FCC proposal would make it easier for smartphones to link to satellites
More carriers could use satellites to provide coverage in remote areas.
Satellite-to-phone service is only just getting started, and the Federal Communications Commission (FCC) wants to give a boost. The regulator is proposing rules that would make it easier for phone carriers and satellite operators to provide coverage in remote and underserved areas. Under the plan, satellite companies teaming with cellular providers could get FCC permission to operate on some licensed, flexible wireless spectrum normally reserved for ground-based service.
Operators would have to meet certain requirements. They'd have to use non-geostationary orbit satellites, and get leases from terrestrial spectrum owners in a given area.
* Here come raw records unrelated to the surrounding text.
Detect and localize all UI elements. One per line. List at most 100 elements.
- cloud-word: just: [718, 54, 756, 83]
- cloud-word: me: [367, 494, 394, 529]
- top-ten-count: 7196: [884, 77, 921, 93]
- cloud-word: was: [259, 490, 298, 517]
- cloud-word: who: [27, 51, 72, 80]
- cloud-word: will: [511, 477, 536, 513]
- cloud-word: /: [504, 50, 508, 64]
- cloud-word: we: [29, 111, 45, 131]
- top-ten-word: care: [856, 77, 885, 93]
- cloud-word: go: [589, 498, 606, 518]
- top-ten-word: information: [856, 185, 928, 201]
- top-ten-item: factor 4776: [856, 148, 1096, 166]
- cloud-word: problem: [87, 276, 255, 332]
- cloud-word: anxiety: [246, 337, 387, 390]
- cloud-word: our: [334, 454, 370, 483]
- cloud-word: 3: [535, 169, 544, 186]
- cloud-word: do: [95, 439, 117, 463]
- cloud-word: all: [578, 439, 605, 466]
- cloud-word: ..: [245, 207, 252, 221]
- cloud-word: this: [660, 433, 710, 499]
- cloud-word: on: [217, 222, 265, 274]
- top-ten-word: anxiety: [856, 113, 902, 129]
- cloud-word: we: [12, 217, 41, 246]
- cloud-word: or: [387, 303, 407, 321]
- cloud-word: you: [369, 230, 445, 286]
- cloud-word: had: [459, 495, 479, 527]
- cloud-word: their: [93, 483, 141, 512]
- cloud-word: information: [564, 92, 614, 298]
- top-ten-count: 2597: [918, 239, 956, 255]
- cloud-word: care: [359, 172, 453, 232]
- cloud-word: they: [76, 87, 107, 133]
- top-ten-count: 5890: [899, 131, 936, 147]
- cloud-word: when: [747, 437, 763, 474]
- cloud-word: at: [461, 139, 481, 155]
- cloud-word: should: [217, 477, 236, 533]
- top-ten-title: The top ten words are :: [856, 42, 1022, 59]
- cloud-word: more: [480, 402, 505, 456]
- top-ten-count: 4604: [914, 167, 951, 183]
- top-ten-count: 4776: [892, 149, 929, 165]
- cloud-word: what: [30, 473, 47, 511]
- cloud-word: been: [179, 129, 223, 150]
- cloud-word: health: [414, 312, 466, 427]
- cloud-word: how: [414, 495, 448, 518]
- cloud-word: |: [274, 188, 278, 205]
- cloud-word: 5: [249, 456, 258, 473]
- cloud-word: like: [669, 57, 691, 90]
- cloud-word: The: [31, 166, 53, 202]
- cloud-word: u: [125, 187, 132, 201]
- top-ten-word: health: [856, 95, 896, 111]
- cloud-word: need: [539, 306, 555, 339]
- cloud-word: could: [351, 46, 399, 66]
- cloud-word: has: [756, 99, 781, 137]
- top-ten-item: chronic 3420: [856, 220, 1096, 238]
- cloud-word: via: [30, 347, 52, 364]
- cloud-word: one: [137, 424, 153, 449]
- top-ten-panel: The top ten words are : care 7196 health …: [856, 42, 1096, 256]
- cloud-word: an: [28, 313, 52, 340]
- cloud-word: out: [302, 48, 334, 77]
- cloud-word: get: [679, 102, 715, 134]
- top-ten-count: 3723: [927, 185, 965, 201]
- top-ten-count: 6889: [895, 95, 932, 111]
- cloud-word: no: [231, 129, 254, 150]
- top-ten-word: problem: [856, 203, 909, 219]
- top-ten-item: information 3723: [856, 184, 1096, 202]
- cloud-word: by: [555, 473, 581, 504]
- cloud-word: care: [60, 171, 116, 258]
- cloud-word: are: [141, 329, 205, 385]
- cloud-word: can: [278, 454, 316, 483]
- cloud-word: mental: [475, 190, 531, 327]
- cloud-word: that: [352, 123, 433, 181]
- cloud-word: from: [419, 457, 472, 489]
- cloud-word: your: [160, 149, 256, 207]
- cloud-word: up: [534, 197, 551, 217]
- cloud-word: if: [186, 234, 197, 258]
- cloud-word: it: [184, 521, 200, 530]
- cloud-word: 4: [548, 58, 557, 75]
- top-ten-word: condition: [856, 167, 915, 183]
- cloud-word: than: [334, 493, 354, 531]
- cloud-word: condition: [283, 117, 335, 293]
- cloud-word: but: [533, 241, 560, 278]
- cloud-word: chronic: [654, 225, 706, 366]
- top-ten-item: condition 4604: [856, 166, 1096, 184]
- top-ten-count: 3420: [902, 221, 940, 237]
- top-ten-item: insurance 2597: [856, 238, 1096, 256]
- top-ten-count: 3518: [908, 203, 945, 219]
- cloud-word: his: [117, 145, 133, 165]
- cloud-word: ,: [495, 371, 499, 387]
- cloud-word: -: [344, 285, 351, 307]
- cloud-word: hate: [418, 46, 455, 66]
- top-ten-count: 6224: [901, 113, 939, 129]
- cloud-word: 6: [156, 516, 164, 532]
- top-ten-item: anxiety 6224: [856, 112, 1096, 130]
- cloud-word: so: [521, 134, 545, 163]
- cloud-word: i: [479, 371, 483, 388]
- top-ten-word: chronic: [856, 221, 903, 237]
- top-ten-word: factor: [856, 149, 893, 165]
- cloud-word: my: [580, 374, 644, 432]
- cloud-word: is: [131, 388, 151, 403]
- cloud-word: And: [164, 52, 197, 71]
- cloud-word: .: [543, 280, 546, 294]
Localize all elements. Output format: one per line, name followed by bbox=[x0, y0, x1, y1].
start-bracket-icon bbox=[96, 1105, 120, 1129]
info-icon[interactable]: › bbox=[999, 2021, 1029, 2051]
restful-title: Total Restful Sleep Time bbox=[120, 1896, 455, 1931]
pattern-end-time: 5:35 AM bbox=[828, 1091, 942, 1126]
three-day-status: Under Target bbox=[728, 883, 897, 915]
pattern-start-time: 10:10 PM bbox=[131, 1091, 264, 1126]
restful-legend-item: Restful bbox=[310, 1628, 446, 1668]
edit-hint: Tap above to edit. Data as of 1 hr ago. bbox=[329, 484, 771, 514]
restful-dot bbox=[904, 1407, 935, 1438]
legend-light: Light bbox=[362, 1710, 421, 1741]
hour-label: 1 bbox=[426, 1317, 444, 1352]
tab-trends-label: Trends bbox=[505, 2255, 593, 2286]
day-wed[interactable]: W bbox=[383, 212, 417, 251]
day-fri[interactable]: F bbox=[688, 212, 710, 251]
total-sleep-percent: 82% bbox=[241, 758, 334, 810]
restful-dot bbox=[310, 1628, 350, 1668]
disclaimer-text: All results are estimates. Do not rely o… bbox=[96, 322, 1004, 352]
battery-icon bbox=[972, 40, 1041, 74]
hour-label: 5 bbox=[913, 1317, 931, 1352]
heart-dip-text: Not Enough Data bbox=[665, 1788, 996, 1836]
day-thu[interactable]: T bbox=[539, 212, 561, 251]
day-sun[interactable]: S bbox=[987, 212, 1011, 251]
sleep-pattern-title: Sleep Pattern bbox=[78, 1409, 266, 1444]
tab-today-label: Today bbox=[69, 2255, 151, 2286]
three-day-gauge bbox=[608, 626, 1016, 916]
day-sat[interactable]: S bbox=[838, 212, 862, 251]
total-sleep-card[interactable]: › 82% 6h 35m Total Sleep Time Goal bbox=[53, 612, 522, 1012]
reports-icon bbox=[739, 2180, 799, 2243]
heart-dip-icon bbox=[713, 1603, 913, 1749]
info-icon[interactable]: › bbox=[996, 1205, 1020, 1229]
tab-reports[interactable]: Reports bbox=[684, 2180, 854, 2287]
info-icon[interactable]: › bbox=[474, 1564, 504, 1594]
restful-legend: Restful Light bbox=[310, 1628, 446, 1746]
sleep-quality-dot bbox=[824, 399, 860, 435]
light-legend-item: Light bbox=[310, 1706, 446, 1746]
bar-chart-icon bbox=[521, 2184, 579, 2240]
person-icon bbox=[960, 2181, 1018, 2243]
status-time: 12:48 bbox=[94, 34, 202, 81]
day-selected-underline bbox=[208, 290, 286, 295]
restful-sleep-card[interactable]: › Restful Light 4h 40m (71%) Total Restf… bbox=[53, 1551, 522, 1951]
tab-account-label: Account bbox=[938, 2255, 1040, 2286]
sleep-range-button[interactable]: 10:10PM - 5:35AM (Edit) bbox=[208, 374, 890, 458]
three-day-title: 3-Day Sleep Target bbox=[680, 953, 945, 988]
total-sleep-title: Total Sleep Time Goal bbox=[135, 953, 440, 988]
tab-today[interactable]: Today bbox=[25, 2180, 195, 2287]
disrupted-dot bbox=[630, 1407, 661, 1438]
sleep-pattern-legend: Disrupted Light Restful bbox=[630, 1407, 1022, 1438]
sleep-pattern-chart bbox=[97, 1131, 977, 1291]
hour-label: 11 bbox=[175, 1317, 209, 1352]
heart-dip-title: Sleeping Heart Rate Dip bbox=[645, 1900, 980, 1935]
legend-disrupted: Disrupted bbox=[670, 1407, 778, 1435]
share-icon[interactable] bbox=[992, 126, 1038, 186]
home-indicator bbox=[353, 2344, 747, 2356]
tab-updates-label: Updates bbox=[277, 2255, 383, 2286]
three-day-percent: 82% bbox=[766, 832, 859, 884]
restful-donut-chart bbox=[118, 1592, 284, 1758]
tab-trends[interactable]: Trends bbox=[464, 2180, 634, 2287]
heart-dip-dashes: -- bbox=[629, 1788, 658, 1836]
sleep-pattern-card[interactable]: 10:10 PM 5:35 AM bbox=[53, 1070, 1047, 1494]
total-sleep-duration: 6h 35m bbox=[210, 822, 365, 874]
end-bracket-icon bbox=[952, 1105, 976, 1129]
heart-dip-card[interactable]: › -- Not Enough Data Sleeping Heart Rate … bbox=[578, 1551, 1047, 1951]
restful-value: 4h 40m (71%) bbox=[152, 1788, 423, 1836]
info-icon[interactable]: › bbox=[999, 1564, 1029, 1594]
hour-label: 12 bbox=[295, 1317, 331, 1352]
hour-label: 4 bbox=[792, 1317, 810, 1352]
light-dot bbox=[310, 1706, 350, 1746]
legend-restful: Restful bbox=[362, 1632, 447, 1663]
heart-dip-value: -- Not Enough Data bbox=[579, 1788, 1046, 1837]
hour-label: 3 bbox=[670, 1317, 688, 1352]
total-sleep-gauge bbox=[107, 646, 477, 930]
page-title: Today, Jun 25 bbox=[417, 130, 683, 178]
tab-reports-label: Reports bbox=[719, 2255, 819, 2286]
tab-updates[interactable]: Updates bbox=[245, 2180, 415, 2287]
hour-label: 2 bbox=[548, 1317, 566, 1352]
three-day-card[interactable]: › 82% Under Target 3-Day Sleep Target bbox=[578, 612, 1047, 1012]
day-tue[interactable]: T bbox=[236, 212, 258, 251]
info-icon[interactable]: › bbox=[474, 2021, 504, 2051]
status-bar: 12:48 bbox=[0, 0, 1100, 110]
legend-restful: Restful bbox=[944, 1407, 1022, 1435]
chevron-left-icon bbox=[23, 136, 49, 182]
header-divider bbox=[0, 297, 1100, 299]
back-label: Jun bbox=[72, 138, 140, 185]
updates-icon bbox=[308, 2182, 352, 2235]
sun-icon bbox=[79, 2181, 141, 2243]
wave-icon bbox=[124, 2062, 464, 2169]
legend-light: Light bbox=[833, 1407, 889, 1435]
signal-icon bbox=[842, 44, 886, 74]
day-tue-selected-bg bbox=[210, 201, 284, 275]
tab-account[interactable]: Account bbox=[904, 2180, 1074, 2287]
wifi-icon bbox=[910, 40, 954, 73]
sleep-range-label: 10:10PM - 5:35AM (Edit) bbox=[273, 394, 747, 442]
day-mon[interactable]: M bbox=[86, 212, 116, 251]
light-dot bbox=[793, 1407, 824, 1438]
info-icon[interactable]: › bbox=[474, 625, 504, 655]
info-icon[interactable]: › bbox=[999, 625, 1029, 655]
After that, though, they could provide outdoor service even in areas where cellphones are completely non-functional.
Few devices support satellite connections so far. Apple's iPhone 14 family can use satellites to send emergency messages. Qualcomm's Snapdragon Satellite enables texting off the grid, but only for Android phones using Snapdragon systems-on-chip and the X70 modem. It won't arrive until the second half of 2023, however. Carrier partnerships also won't kick off in earnest until T-Mobile and SpaceX roll out their Starlink-based collaboration. Testing for that begins later this year, although it should work with both standard texting as well as some messaging apps.
The technology usually depends on line of sight to a satellite, and the limited bandwidth of existing solutions makes them impractical for significant data transfers. However, they can help you reach first responders during a hike or confirm your arrival at a camp site in the wilderness. Eventually, the hope is to use satellites for general data.
The FCC is looking for public input on how the satellite-to-cell rules would bolster access to 911 and Wireless Emergency Alerts. The agency is also exploring whether or not it can apply the framework to other purposes, regions and wireless bands. If the proposal moves ahead, though, carriers beyond T-Mobile may have a relatively easy time filling (some) gaps in their networks.